The Commons Business, Energy and Industrial Strategy Committee has written to Whirlpool, asking why it has now chosen to end this replacement scheme.

Committee chairwoman Rachel Reeves accused the US manufacturer of "falling significantly short of their responsibilities" and asked why boss Ian Moverly failed to mention the end of the replacement scheme when he gave evidence to her committee in October.

Whirlpool said anyone with an affected dryer was still eligible for a free repair, and should contact them immediately to arrange it.

It said in a statement: "After two years of extensive measures to raise awareness, the number of consumers coming forward has fallen sharply.

"This suggests that few affected appliances remain in service."

It told customers who still owned one of the appliances it was "never too late" to get in touch.

Image caption,
Doug McTavish and Bernard Hender died in the fire at the flat in Llanrwst

It continued: "Previously, consumers who wished to upgrade their products to a newer model were offered the additional option of a brand-new dryer in exchange for a small contribution to the total cost.

"The scheme has now ended due to a fall in demand."

The coroner from the inquests into the deaths of Doug McTavish and Bernard Hender in Llanrwst, north Wales, told Whirlpool that it had to "take action".

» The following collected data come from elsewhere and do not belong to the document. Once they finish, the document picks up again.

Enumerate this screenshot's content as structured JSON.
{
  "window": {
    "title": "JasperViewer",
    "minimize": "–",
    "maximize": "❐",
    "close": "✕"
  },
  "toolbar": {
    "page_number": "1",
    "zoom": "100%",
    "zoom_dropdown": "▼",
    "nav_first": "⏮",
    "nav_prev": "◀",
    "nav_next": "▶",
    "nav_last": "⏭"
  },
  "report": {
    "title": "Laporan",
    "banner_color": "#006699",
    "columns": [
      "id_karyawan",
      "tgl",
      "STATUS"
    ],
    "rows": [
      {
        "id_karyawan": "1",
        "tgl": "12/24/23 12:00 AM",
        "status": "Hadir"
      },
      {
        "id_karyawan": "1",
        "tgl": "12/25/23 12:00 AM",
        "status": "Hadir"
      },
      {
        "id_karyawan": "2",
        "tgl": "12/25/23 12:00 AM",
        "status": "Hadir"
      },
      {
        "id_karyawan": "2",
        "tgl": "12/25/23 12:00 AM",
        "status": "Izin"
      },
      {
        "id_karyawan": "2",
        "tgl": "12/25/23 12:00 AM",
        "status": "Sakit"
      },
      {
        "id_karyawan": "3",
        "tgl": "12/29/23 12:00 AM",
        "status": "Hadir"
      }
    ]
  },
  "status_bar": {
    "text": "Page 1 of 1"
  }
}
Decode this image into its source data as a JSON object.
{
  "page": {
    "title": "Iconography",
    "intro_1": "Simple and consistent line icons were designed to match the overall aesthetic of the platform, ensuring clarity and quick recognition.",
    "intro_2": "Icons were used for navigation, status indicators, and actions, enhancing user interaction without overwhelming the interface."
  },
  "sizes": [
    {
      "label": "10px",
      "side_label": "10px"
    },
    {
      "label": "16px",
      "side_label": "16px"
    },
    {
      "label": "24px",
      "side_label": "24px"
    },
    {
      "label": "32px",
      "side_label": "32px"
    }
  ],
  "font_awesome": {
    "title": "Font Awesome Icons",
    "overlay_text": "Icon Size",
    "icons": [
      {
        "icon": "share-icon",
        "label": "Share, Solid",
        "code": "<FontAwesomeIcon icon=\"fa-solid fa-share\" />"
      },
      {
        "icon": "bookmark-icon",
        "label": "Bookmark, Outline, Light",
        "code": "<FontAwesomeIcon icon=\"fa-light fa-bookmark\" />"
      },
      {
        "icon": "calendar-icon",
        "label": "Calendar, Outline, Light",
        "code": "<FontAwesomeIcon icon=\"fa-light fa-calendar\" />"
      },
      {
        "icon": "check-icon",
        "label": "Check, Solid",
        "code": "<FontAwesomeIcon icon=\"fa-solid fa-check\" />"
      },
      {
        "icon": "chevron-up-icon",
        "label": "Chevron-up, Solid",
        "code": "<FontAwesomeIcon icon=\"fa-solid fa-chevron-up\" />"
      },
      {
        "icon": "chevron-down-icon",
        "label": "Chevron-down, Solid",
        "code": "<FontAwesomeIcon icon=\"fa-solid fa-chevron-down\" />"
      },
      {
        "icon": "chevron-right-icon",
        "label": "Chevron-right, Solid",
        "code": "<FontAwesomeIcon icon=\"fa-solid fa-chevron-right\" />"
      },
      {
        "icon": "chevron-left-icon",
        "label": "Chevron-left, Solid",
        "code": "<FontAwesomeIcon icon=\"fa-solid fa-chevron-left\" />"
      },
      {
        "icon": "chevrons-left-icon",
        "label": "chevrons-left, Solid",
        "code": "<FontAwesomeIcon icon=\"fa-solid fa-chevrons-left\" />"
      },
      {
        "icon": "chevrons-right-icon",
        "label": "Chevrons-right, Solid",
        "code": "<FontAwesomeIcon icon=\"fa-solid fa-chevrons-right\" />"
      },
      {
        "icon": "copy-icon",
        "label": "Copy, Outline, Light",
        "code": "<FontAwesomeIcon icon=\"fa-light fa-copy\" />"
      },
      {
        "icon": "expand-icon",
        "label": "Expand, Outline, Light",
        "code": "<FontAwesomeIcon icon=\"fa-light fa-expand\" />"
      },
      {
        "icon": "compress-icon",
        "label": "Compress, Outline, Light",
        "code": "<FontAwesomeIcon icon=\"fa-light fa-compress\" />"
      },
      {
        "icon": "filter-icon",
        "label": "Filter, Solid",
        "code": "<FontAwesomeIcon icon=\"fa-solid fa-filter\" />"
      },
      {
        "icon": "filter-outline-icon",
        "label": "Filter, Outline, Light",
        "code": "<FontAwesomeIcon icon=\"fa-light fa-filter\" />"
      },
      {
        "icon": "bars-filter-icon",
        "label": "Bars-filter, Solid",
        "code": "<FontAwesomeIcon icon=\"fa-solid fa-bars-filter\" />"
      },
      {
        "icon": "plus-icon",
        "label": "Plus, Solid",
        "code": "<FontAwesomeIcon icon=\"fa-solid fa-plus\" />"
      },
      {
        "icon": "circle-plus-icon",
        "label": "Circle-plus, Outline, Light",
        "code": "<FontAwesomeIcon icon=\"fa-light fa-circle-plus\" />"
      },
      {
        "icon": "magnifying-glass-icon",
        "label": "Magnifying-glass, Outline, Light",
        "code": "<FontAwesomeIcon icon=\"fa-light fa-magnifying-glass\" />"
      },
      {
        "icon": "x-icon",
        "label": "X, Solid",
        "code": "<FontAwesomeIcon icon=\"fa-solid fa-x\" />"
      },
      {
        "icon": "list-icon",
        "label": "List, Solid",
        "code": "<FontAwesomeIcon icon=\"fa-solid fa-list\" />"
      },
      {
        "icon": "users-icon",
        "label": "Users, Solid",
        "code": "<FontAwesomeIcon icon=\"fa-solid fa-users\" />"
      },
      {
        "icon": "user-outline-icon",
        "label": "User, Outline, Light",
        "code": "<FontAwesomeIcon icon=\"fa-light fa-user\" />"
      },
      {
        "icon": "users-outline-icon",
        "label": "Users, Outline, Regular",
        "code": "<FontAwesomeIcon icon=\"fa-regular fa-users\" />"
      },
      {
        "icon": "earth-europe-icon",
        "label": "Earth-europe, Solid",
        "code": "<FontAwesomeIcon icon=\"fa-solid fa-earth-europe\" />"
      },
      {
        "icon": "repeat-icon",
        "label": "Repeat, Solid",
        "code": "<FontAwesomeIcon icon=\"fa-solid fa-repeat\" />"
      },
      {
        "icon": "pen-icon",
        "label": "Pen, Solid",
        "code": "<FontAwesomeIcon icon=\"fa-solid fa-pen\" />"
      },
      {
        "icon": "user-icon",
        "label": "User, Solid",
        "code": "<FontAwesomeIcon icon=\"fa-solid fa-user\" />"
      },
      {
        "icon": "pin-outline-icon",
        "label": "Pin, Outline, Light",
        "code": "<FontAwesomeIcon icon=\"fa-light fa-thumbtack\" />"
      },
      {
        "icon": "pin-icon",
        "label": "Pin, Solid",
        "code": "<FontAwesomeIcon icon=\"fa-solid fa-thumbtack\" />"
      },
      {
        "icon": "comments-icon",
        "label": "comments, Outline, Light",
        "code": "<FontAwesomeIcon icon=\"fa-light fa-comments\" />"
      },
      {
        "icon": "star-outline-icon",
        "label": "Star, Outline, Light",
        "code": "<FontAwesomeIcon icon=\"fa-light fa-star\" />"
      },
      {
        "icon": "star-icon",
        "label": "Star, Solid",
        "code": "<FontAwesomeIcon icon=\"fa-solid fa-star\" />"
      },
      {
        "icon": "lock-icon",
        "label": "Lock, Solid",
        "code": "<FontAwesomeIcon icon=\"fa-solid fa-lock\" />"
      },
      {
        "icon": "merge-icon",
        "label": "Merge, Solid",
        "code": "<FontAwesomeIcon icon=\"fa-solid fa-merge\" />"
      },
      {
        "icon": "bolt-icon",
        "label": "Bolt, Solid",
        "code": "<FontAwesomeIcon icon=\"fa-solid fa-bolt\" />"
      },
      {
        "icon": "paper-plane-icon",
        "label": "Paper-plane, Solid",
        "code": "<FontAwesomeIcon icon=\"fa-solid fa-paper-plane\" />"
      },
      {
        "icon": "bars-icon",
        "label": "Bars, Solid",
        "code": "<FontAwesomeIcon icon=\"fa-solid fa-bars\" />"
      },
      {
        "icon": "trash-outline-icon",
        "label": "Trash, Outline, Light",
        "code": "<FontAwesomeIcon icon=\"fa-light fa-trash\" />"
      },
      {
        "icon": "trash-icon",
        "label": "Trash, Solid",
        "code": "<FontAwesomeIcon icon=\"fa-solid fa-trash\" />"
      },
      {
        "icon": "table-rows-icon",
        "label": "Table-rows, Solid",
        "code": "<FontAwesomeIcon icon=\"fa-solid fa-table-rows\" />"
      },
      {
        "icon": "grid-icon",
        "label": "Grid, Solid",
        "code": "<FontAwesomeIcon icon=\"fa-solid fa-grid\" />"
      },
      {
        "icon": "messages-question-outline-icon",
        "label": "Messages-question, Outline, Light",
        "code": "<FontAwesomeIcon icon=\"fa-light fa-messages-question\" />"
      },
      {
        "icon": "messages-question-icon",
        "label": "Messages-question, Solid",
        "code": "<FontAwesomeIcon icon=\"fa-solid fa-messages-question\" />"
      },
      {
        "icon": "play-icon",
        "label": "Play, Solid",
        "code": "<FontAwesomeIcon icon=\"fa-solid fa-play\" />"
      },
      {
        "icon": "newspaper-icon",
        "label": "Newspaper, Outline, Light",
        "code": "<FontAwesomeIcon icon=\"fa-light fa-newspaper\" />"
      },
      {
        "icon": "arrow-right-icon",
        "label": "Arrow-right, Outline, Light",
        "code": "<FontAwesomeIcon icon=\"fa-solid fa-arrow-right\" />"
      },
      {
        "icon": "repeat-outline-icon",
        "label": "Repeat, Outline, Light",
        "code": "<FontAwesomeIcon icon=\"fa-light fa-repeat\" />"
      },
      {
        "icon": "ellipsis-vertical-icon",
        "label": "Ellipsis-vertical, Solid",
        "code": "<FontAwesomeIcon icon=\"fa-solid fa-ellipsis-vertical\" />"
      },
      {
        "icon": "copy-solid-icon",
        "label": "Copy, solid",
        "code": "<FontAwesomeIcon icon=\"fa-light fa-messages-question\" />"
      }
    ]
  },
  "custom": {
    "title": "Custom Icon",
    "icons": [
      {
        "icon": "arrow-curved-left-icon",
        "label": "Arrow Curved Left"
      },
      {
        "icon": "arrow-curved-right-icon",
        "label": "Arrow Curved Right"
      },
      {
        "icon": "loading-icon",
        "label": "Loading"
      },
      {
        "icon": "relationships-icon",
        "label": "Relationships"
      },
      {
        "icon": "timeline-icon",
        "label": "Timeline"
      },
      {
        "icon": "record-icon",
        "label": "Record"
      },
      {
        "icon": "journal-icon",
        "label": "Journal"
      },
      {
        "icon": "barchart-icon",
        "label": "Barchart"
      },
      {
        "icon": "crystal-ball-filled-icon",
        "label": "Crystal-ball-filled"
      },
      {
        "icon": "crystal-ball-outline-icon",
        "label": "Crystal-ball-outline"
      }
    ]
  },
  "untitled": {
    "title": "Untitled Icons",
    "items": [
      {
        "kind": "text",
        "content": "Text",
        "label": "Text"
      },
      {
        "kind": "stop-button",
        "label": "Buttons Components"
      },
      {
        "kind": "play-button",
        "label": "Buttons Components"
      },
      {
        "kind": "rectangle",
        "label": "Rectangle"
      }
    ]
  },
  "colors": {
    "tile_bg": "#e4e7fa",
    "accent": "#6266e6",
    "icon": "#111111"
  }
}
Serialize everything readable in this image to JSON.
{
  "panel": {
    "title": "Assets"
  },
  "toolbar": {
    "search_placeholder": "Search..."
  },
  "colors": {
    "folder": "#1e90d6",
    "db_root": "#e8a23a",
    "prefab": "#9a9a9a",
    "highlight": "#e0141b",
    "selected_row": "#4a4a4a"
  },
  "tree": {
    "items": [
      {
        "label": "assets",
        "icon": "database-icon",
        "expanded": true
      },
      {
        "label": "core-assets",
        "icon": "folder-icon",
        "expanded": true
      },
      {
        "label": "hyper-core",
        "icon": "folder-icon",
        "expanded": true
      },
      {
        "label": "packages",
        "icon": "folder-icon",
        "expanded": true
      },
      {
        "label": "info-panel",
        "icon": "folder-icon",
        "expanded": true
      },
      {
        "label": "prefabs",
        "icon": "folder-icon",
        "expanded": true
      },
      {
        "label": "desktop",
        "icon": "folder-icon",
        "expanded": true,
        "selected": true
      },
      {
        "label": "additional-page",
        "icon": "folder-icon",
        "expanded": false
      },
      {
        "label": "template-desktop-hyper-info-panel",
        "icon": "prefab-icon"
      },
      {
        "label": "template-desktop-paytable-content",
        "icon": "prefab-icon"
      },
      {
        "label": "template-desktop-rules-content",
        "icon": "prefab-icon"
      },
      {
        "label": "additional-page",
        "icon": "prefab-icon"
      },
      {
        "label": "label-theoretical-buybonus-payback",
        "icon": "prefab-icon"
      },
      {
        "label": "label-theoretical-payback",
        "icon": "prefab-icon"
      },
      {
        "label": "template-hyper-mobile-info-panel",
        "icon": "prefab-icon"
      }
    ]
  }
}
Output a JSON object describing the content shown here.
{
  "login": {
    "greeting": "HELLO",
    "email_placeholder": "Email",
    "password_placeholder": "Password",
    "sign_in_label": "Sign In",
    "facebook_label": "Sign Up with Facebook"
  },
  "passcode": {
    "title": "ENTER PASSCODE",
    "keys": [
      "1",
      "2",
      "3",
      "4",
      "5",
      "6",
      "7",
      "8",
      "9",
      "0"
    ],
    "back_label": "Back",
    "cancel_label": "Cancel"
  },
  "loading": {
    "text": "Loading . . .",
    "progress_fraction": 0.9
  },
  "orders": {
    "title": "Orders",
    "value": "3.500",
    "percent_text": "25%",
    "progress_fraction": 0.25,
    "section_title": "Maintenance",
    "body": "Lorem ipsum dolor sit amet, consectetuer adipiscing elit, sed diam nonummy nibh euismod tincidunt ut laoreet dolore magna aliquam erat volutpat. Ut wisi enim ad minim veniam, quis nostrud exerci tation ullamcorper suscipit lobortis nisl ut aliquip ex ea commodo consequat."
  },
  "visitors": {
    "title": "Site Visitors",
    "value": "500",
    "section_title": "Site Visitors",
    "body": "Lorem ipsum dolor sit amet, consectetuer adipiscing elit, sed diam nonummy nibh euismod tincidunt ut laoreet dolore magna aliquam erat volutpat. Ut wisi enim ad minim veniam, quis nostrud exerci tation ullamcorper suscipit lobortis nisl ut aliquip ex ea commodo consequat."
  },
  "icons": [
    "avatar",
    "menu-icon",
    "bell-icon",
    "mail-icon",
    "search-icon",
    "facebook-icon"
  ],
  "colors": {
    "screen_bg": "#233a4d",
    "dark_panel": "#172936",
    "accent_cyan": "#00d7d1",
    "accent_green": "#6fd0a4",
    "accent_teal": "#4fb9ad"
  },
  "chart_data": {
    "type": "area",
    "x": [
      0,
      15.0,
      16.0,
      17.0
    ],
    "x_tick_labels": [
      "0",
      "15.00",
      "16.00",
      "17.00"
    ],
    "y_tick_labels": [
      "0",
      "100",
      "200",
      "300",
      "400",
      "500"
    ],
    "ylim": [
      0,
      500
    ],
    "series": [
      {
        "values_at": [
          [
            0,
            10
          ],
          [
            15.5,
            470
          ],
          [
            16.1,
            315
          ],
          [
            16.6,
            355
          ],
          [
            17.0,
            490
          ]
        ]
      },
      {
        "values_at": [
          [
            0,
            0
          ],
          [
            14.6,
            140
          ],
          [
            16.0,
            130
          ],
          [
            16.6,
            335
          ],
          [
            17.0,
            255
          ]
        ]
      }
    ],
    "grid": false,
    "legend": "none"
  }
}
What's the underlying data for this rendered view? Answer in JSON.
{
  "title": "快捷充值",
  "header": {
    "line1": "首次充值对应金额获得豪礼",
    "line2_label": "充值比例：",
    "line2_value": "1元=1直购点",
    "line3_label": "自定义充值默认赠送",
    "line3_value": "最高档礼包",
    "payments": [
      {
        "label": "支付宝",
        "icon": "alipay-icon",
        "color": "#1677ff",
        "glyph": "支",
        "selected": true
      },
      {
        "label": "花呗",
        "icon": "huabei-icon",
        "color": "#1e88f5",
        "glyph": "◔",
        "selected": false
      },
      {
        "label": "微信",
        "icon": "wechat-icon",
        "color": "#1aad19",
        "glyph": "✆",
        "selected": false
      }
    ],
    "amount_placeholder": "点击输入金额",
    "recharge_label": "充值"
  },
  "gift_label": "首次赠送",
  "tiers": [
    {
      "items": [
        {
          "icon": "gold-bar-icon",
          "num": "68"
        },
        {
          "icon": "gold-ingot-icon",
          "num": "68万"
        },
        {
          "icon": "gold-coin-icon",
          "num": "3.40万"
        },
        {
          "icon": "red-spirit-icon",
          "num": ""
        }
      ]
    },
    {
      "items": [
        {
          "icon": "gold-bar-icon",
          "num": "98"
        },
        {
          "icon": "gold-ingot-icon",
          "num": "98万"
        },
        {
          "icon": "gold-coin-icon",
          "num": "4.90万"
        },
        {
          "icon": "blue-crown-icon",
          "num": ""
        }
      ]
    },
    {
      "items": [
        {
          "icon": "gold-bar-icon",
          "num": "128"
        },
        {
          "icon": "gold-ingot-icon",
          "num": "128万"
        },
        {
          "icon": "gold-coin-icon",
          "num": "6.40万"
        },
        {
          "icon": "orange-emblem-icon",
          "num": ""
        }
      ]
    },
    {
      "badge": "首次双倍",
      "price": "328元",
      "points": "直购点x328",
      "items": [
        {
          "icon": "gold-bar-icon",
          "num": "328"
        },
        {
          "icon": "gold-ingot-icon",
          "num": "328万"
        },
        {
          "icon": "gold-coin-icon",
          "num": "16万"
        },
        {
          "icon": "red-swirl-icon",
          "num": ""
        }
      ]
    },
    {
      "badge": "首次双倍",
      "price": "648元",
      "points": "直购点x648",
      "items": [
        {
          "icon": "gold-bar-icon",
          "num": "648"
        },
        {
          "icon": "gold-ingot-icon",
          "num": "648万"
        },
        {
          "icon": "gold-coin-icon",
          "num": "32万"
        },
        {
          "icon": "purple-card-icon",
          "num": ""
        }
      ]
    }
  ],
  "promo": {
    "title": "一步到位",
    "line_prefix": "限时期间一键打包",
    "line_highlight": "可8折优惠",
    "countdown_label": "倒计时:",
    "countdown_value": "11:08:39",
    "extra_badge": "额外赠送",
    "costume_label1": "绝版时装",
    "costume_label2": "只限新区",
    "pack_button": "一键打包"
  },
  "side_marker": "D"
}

He said the fire was caused "on the balance of probabilities" by an electrical fault with the door switch on the dryer.

He described evidence presented at the inquest by Whirlpool as "defensive and dismissive" and said the company's approach was an "obstacle" to finding steps to prevent future fires.

His final report has been sent to the company, which has until 26 December to respond.

Consumer group Which? criticised both Whirlpool and the government, which it called on to step in.

The company's managing director of home products and services, Alex Neill, said: 'It is completely unacceptable that Whirlpool has shut down its replacement scheme for these dangerous tumble dryers.

"It is irresponsible that despite one million households potentially still using an affected machine, Whirlpool seems unwilling to do everything possible to deal with this issue.

"The government must step in and force Whirlpool to fully recall the remaining tumble dryers."